Assise à même le sol sur le tapis de son salon, six gros volumes ouverts à des pages stratégiques étalés sur le canapé, rien ne lui venait à l'esprit. Elle trempait sa plume dans son encrier et, surplombant son parchemin, n'arrivait pas à écrire deux phrases d'affilée. Ses pensées s'égaraient constamment.
Il fallait pourtant impérativement qu'elle termine son essai cet après-midi-là. Son programme de révision était déjà perpétuellement chamboulé et elle ne pouvait se permettre de rendre ses productions en retard.
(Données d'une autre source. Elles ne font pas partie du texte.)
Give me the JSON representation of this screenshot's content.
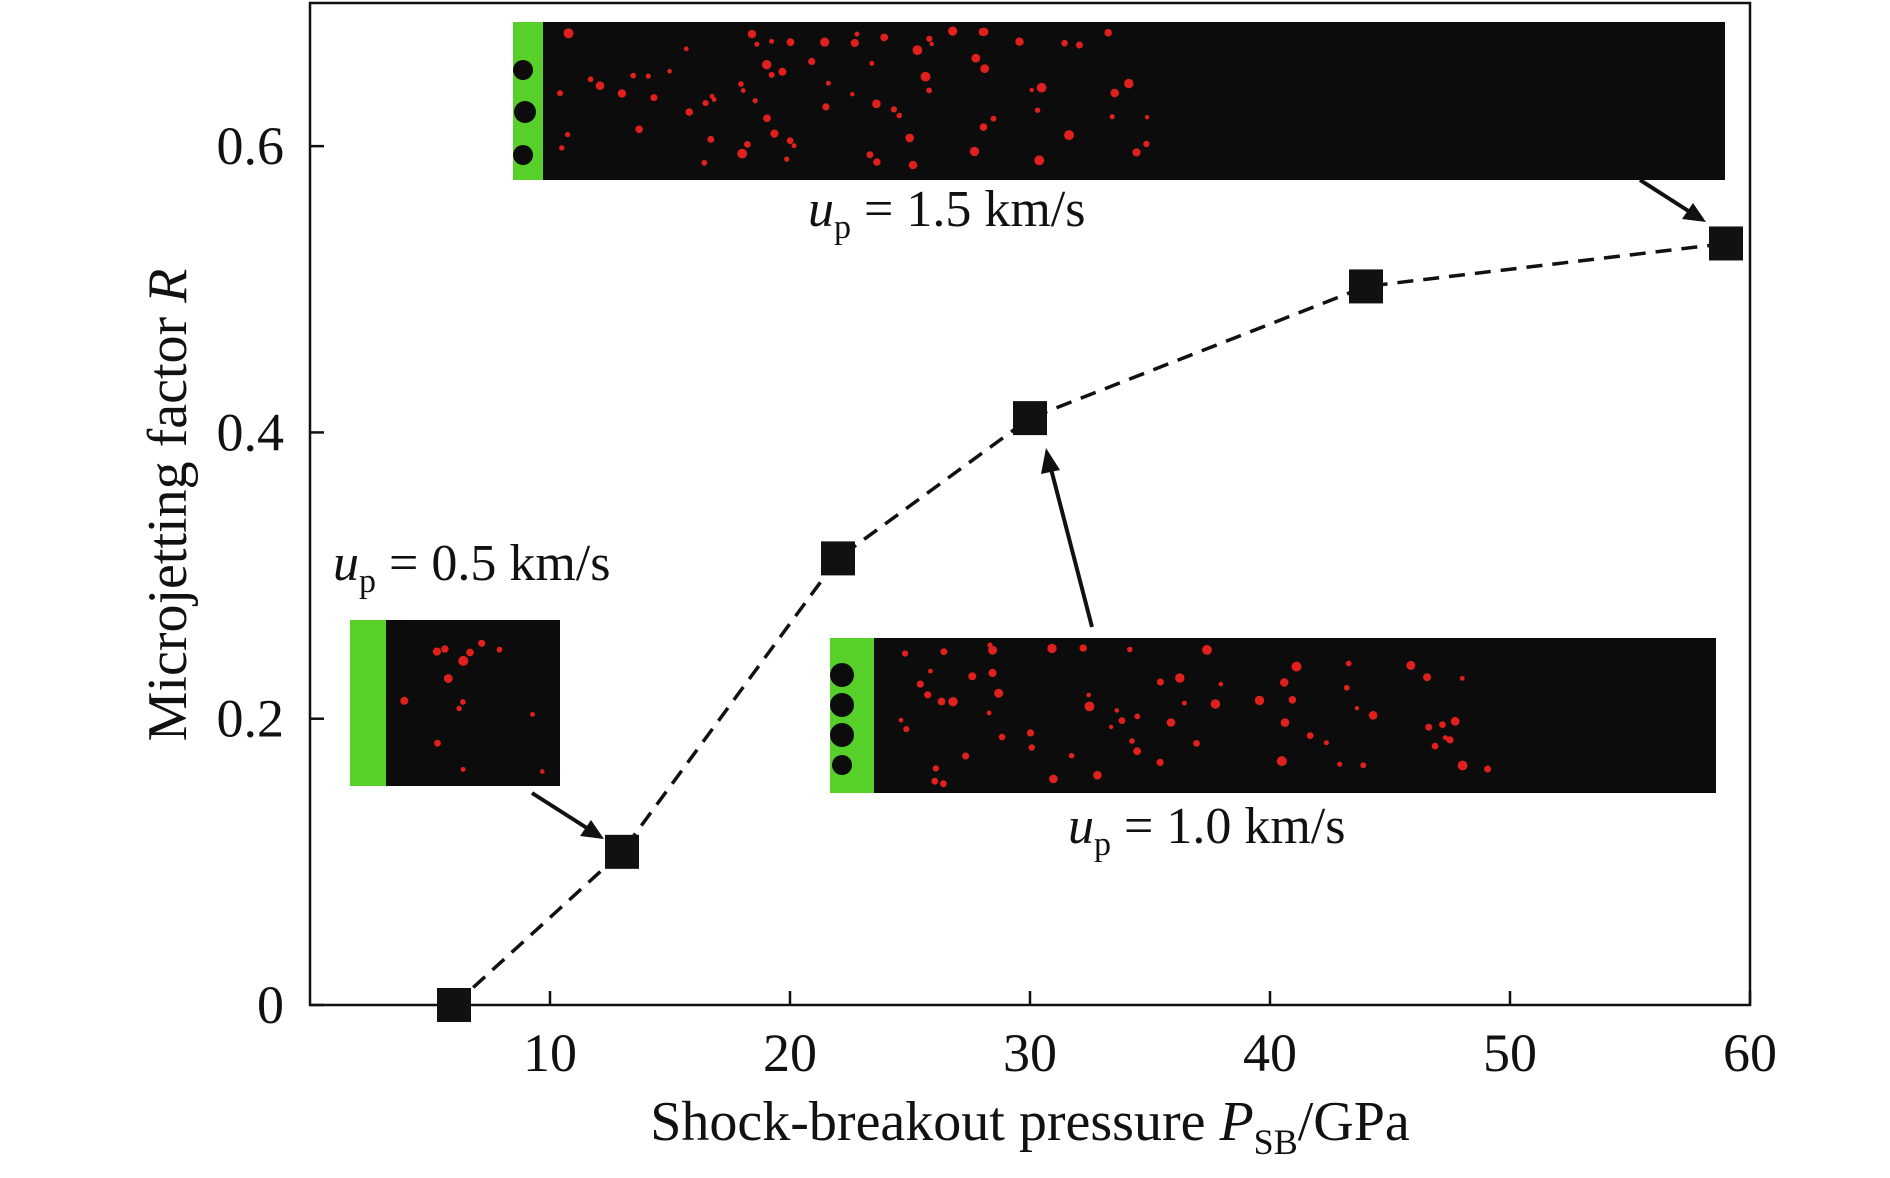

Elle retira son petit gilet en fine maille et s'étira de tout son long. L'été s'annonçait doucement et les rayons du soleil traversaient agréablement la baie vitrée pour caresser ses jambes dévêtues. Elle secoua la tête une nouvelle fois et se redressa à genoux, se penchant sur ses ouvrages.
Elle devait absolument se remettre les idées en place et reprendre son sérieux. Elle n'avait l'appartement pour elle seule que pour quelques heures et si elle ne finissait pas bientôt, elle devrait aller s'enfermer dans une bibliothèque de longues heures durant et n'en avait réellement pas envie.
Bien décidée à travailler, elle plissa les yeux sur un chapitre évoquant des théories discontinuistes quand une petite hulotte frappa le carreau derrière elle.
Dans un soupir, elle claqua les doigts lui permettant d'entrer. Elle était plutôt fière des progrès qu'ils faisaient, avec Draco, dans l'art d'user de magie sans baguette. Ils l'utilisaient généralement pour de petits riens, ouvrir une porte, allumer la gazinière ou border le lit mais s'en extasiaient toujours un peu.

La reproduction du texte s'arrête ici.